Backstage manager says into her headpiece, "Tell me when we are a go."

Nothing happens. Haha, totally fine.

"Are we a go?"

Still nothing. Holy fuck, what the fuck is happening. I'd puke on myself right now but that's what God wants to happen and I'm not going to give that cruel bastard what he wants, not today.

She asks more intensely, "Are we a go?"

I'm on fire. This is hell. I demand that a swarm of wasps sting me until I am nothing but puss.

Finally, it's a go and I head out onstage. I have not forgotten my lesson of the day. This is the most important smile of my damn life. Molars, incisors, all teeth must be on display. At first the audience is wary which makes sense but I'm feeling good, I'm smiling and, holy shit, I'm having fun. The set ends and it goes…well. Not amazing, not transcendent, I watched other people do that and would be a psychopath if I thought that's what I did. But I feel victorious, I did well, I didn't freak out and I believed in myself. (Did I just type 'I believed in myself'? Gross, Jordan.)

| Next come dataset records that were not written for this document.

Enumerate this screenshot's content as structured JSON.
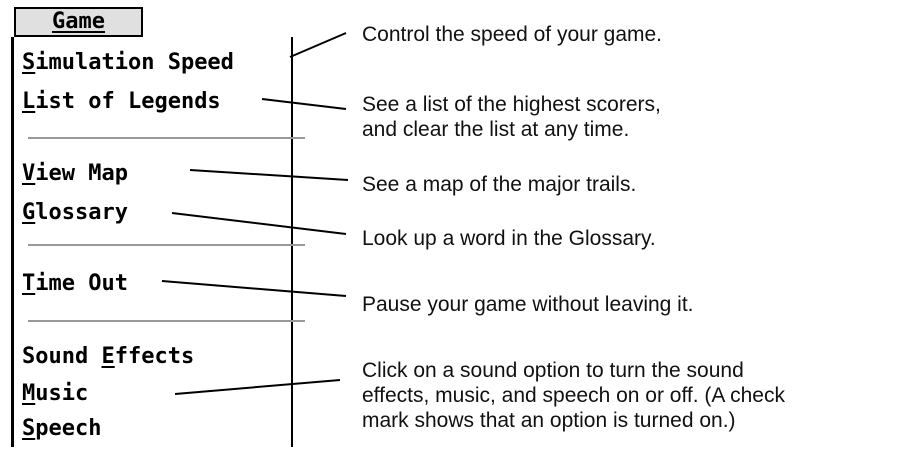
{
  "menu": {
    "title": "Game",
    "items": [
      {
        "pre": "",
        "key": "S",
        "post": "imulation Speed"
      },
      {
        "pre": "",
        "key": "L",
        "post": "ist of Legends"
      },
      {
        "pre": "",
        "key": "V",
        "post": "iew Map"
      },
      {
        "pre": "",
        "key": "G",
        "post": "lossary"
      },
      {
        "pre": "",
        "key": "T",
        "post": "ime Out"
      },
      {
        "pre": "Sound ",
        "key": "E",
        "post": "ffects"
      },
      {
        "pre": "",
        "key": "M",
        "post": "usic"
      },
      {
        "pre": "",
        "key": "S",
        "post": "peech"
      }
    ]
  },
  "callouts": [
    {
      "lines": [
        "Control the speed of your game."
      ]
    },
    {
      "lines": [
        "See a list of the highest scorers,",
        "and clear the list at any time."
      ]
    },
    {
      "lines": [
        "See a map of the major trails."
      ]
    },
    {
      "lines": [
        "Look up a word in the Glossary."
      ]
    },
    {
      "lines": [
        "Pause your game without leaving it."
      ]
    },
    {
      "lines": [
        "Click on a sound option to turn the sound",
        "effects, music, and speech on or off. (A check",
        "mark shows that an option is turned on.)"
      ]
    }
  ]
}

Three months on now and am happy to report that I have not forgotten what the feeling felt like. I figured out how to believe in myself, if only a little bit. I figured out how to carve a little hole in my heart for that buck naked Athenian to permanently reside. I would not describe myself as confident yet but I've grown a beard and started wearing tank-tops so this might be the closest I am going to get.